Thankfully I received a message yesterday that I had been accepted. I called this morning to set up my first two appointments. My first will be with the nurse practitioner just before 9 weeks (the same week as my 8 week ultrasound at the clinic), and the second with the doctor just before 11 weeks.

Acupuncture

I plan to continue with acupuncture throughout my pregnancy, and for at least the first trimester I will go weekly. When I went in for my first pregnancy treatment, before my beta, I could tell that my acupuncturist thought I was pregnant. She didn’t say it, but she was totally transparent after she took my pulses. When I went in after my beta for my second treatment she admitted she just knew I was pregnant the week before. I love acupuncture and it helps many people with the symptoms of pregnancy, especially in the first trimester.

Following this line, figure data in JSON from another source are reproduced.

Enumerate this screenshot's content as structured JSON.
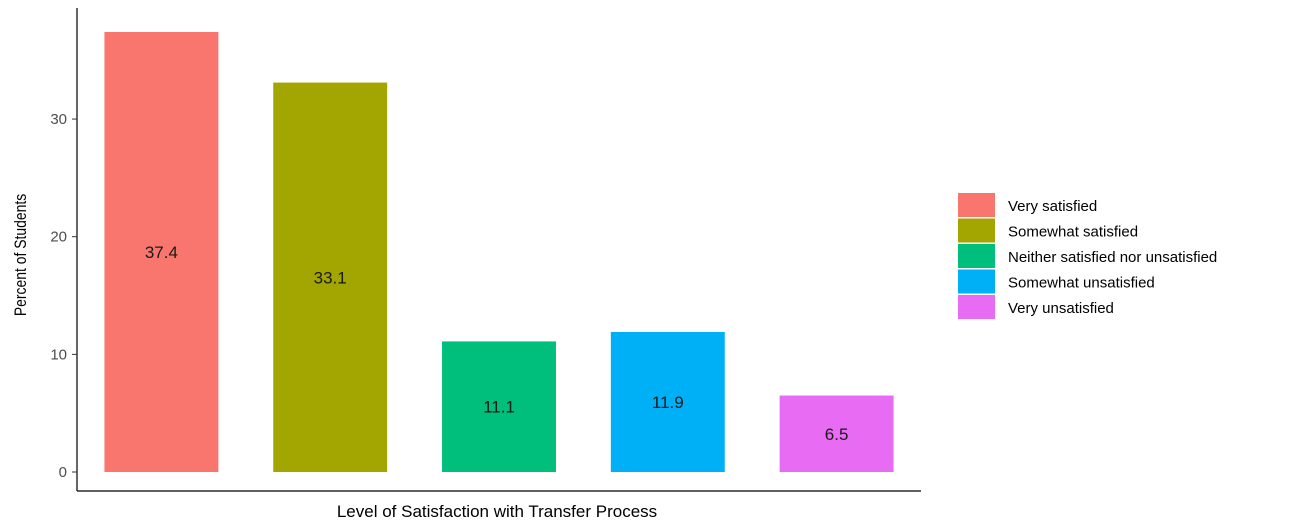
{
  "chart_data": {
    "type": "bar",
    "xlabel": "Level of Satisfaction with Transfer Process",
    "ylabel": "Percent of Students",
    "ylim": [
      0,
      37.4
    ],
    "yticks": [
      0,
      10,
      20,
      30
    ],
    "grid": false,
    "legend_position": "right",
    "categories": [
      "Very satisfied",
      "Somewhat satisfied",
      "Neither satisfied nor unsatisfied",
      "Somewhat unsatisfied",
      "Very unsatisfied"
    ],
    "values": [
      37.4,
      33.1,
      11.1,
      11.9,
      6.5
    ],
    "value_labels": [
      "37.4",
      "33.1",
      "11.1",
      "11.9",
      "6.5"
    ],
    "colors": [
      "#F8766D",
      "#A3A500",
      "#00BF7D",
      "#00B0F6",
      "#E76BF3"
    ]
  }
}
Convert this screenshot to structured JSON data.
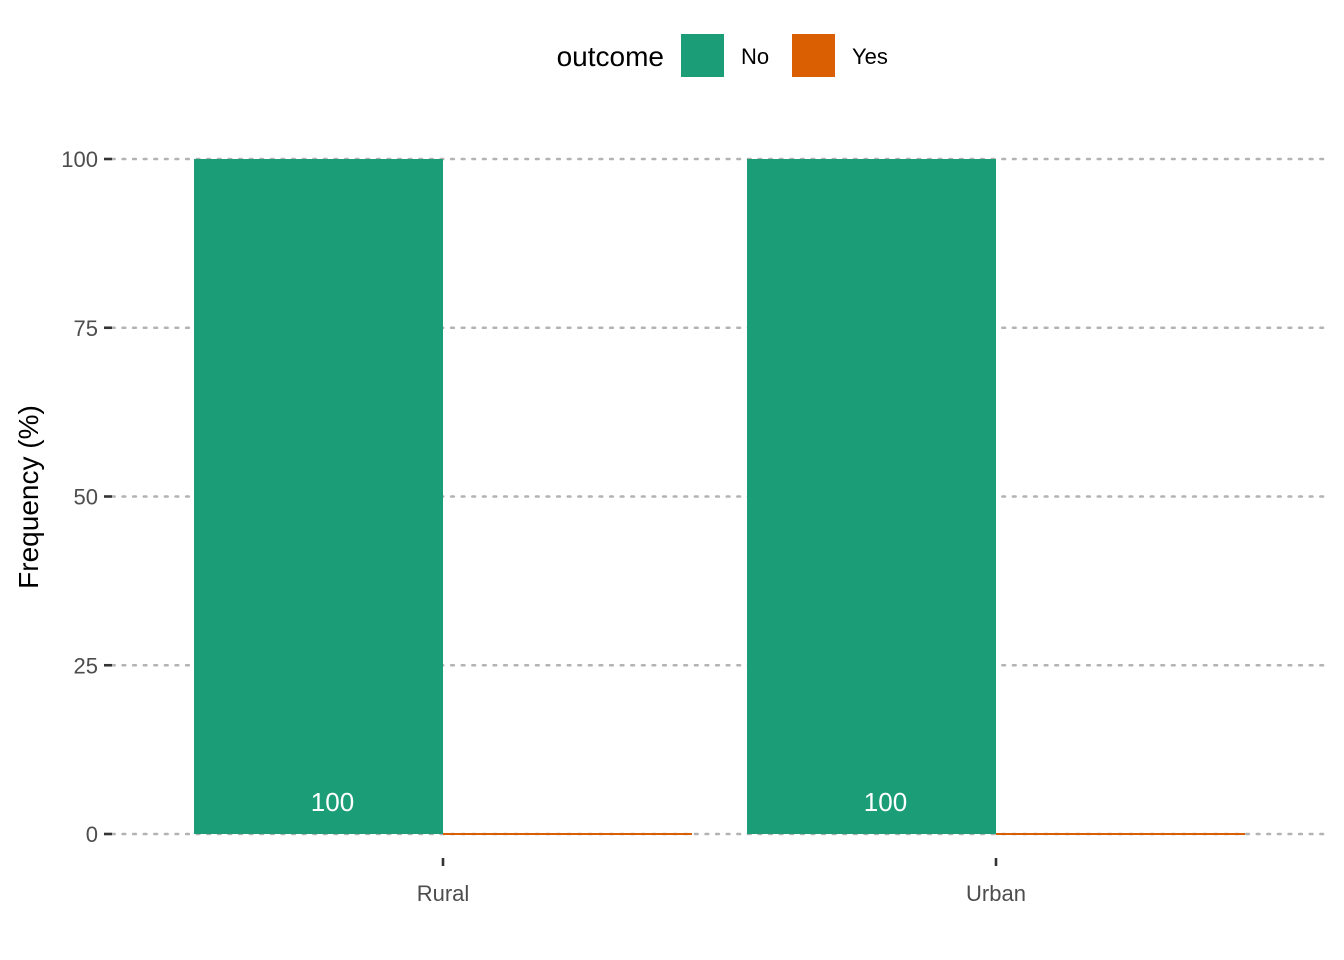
{
  "chart_data": {
    "type": "bar",
    "categories": [
      "Rural",
      "Urban"
    ],
    "series": [
      {
        "name": "No",
        "values": [
          100,
          100
        ],
        "color": "#1B9E77"
      },
      {
        "name": "Yes",
        "values": [
          0,
          0
        ],
        "color": "#D95F02"
      }
    ],
    "data_labels": [
      "100",
      "100"
    ],
    "xlabel": "",
    "ylabel": "Frequency (%)",
    "ylim": [
      0,
      100
    ],
    "yticks": [
      0,
      25,
      50,
      75,
      100
    ],
    "grid": true,
    "grid_style": "dotted",
    "legend": {
      "title": "outcome",
      "position": "top",
      "entries": [
        "No",
        "Yes"
      ]
    }
  }
}
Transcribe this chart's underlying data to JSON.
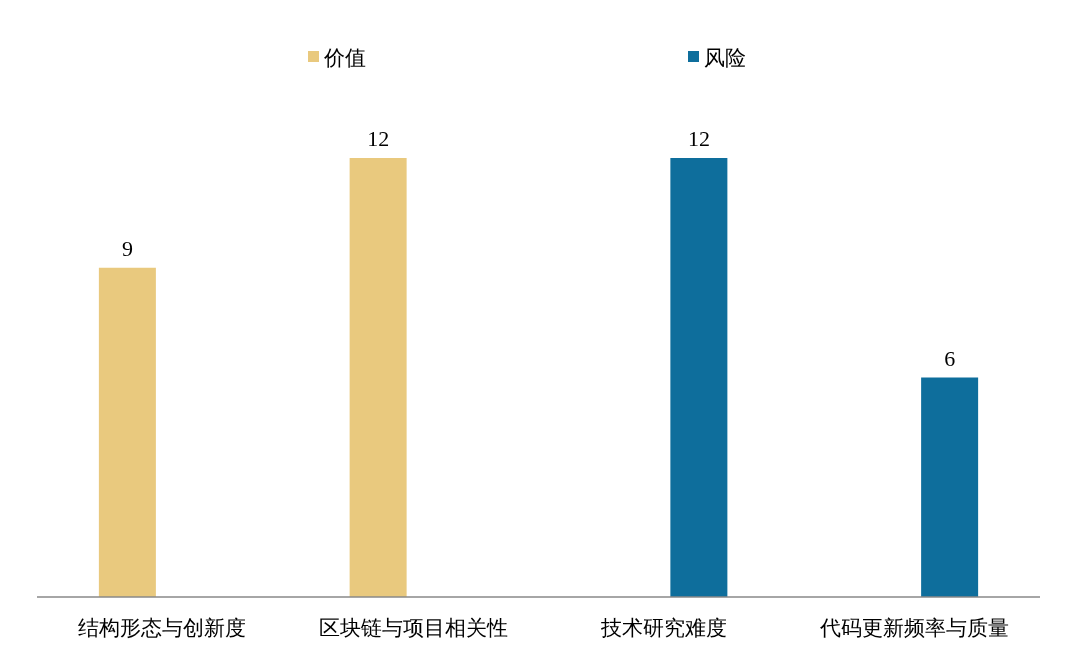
{
  "chart_data": {
    "type": "bar",
    "categories": [
      "结构形态与创新度",
      "区块链与项目相关性",
      "技术研究难度",
      "代码更新频率与质量"
    ],
    "series": [
      {
        "name": "价值",
        "color": "#e9c97e",
        "values": [
          9,
          12,
          null,
          null
        ]
      },
      {
        "name": "风险",
        "color": "#0e6e9c",
        "values": [
          null,
          null,
          12,
          6
        ]
      }
    ],
    "data_labels": true,
    "legend": "top"
  }
}
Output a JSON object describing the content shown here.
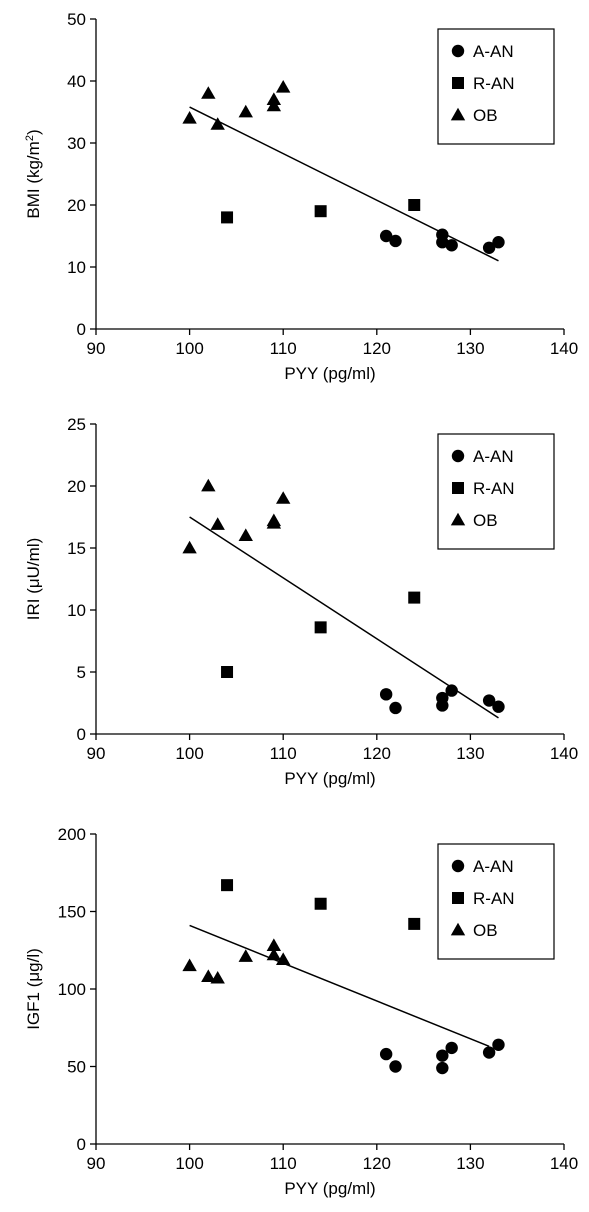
{
  "chart_data": [
    {
      "type": "scatter",
      "xlabel": "PYY (pg/ml)",
      "ylabel": "BMI (kg/m²)",
      "ylabel_parts": {
        "base": "BMI (kg/m",
        "sup": "2",
        "end": ")"
      },
      "xlim": [
        90,
        140
      ],
      "ylim": [
        0,
        50
      ],
      "xticks": [
        90,
        100,
        110,
        120,
        130,
        140
      ],
      "yticks": [
        0,
        10,
        20,
        30,
        40,
        50
      ],
      "legend_position": "top-right",
      "grid": false,
      "series": [
        {
          "name": "A-AN",
          "marker": "circle",
          "points": [
            [
              121,
              15
            ],
            [
              122,
              14.2
            ],
            [
              127,
              15.2
            ],
            [
              127,
              14
            ],
            [
              128,
              13.5
            ],
            [
              132,
              13.1
            ],
            [
              133,
              14
            ]
          ]
        },
        {
          "name": "R-AN",
          "marker": "square",
          "points": [
            [
              104,
              18
            ],
            [
              114,
              19
            ],
            [
              124,
              20
            ]
          ]
        },
        {
          "name": "OB",
          "marker": "triangle",
          "points": [
            [
              100,
              34
            ],
            [
              102,
              38
            ],
            [
              103,
              33
            ],
            [
              106,
              35
            ],
            [
              109,
              37
            ],
            [
              109,
              36
            ],
            [
              110,
              39
            ]
          ]
        }
      ],
      "trendline": {
        "x": [
          100,
          133
        ],
        "y": [
          35.8,
          11
        ]
      }
    },
    {
      "type": "scatter",
      "xlabel": "PYY (pg/ml)",
      "ylabel": "IRI (μU/ml)",
      "xlim": [
        90,
        140
      ],
      "ylim": [
        0,
        25
      ],
      "xticks": [
        90,
        100,
        110,
        120,
        130,
        140
      ],
      "yticks": [
        0,
        5,
        10,
        15,
        20,
        25
      ],
      "legend_position": "top-right",
      "grid": false,
      "series": [
        {
          "name": "A-AN",
          "marker": "circle",
          "points": [
            [
              121,
              3.2
            ],
            [
              122,
              2.1
            ],
            [
              127,
              2.9
            ],
            [
              127,
              2.3
            ],
            [
              128,
              3.5
            ],
            [
              132,
              2.7
            ],
            [
              133,
              2.2
            ]
          ]
        },
        {
          "name": "R-AN",
          "marker": "square",
          "points": [
            [
              104,
              5
            ],
            [
              114,
              8.6
            ],
            [
              124,
              11
            ]
          ]
        },
        {
          "name": "OB",
          "marker": "triangle",
          "points": [
            [
              100,
              15
            ],
            [
              102,
              20
            ],
            [
              103,
              16.9
            ],
            [
              106,
              16
            ],
            [
              109,
              17.2
            ],
            [
              109,
              17
            ],
            [
              110,
              19
            ]
          ]
        }
      ],
      "trendline": {
        "x": [
          100,
          133
        ],
        "y": [
          17.5,
          1.3
        ]
      }
    },
    {
      "type": "scatter",
      "xlabel": "PYY (pg/ml)",
      "ylabel": "IGF1 (μg/l)",
      "xlim": [
        90,
        140
      ],
      "ylim": [
        0,
        200
      ],
      "xticks": [
        90,
        100,
        110,
        120,
        130,
        140
      ],
      "yticks": [
        0,
        50,
        100,
        150,
        200
      ],
      "legend_position": "top-right",
      "grid": false,
      "series": [
        {
          "name": "A-AN",
          "marker": "circle",
          "points": [
            [
              121,
              58
            ],
            [
              122,
              50
            ],
            [
              127,
              57
            ],
            [
              127,
              49
            ],
            [
              128,
              62
            ],
            [
              132,
              59
            ],
            [
              133,
              64
            ]
          ]
        },
        {
          "name": "R-AN",
          "marker": "square",
          "points": [
            [
              104,
              167
            ],
            [
              114,
              155
            ],
            [
              124,
              142
            ]
          ]
        },
        {
          "name": "OB",
          "marker": "triangle",
          "points": [
            [
              100,
              115
            ],
            [
              102,
              108
            ],
            [
              103,
              107
            ],
            [
              106,
              121
            ],
            [
              109,
              128
            ],
            [
              109,
              122
            ],
            [
              110,
              119
            ]
          ]
        }
      ],
      "trendline": {
        "x": [
          100,
          132
        ],
        "y": [
          141,
          63
        ]
      }
    }
  ]
}
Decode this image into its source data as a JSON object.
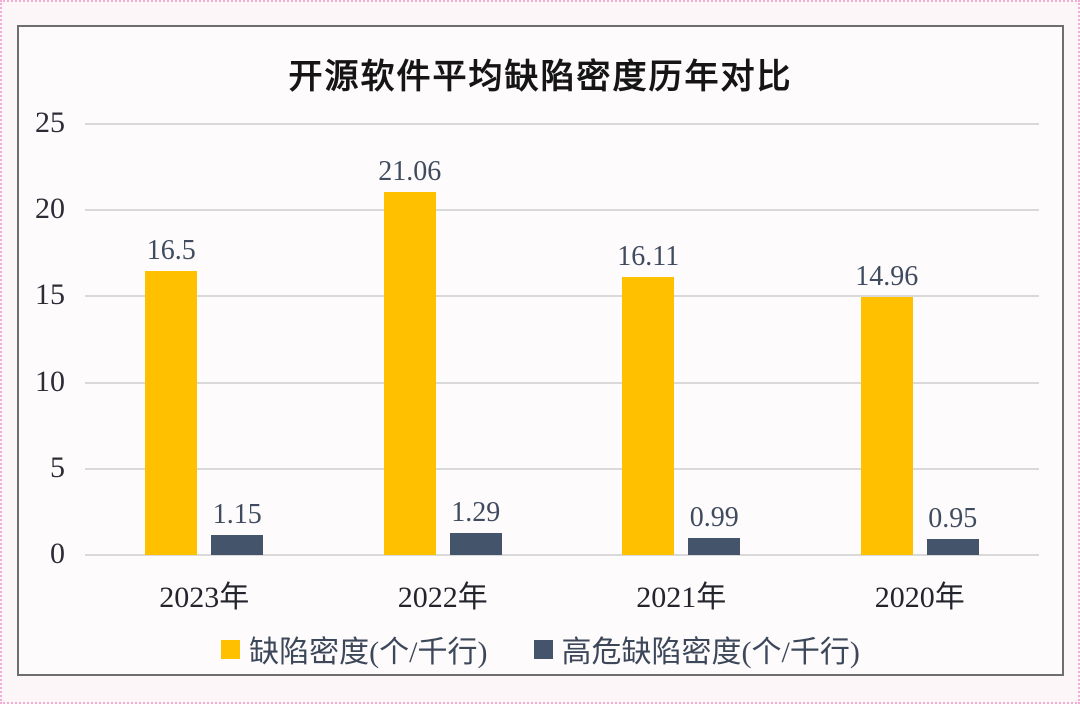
{
  "page": {
    "background": "#fdf6f8",
    "dotted_frame_color": "#f2aed2",
    "chart_frame_border_color": "#6e6e6e",
    "chart_background": "#fefbfc"
  },
  "chart_data": {
    "type": "bar",
    "title": "开源软件平均缺陷密度历年对比",
    "categories": [
      "2023年",
      "2022年",
      "2021年",
      "2020年"
    ],
    "series": [
      {
        "slug": "defect-density",
        "name": "缺陷密度(个/千行)",
        "color": "#FFC000",
        "values": [
          16.5,
          21.06,
          16.11,
          14.96
        ],
        "labels": [
          "16.5",
          "21.06",
          "16.11",
          "14.96"
        ]
      },
      {
        "slug": "high-risk-defect-density",
        "name": "高危缺陷密度(个/千行)",
        "color": "#44546A",
        "values": [
          1.15,
          1.29,
          0.99,
          0.95
        ],
        "labels": [
          "1.15",
          "1.29",
          "0.99",
          "0.95"
        ]
      }
    ],
    "y_ticks": [
      0,
      5,
      10,
      15,
      20,
      25
    ],
    "ylim": [
      0,
      25
    ],
    "grid": true,
    "gridline_color": "#d9d9d9",
    "legend_position": "bottom",
    "axis_text_color": "#2c2c36",
    "data_label_color": "#3f4b5e",
    "xlabel": "",
    "ylabel": ""
  }
}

How I am Feeling Physically

Today is the first day that I feel a little queasy. I have had some reflux and bloating since a few days before my beta as well. I have been trying to eat every two hours, and if I go too long between snacks/meals I don’t feel well. My face has been breaking out here and there, and I am more tired than usual. I have been trying to walk for 30 minutes every day. I also have to get up and pee at least 4 times a night. I have also been trying my best to practice sleeping on my side. I am a stomach sleeper so this has been a challenge. Because I am bloated sleeping on my stomach is comfortable either so sleep has been hit or miss the past week.

Telling People

Basically we have shared our news with our family and close friends who knew the details of our IVF. It is very overwhelming for me to tell people, especially because it’s hard for me to believe it’s actually happening. I am also really scared that something will go wrong.

What’s Next?

I will have another Beta on Monday to make sure levels are rising appropriately. If things are looking good I will have a 6 week ultra sound on Monday April 11th (I will be 6w2d). I think that hearing a heartbeat will make this feel much more real.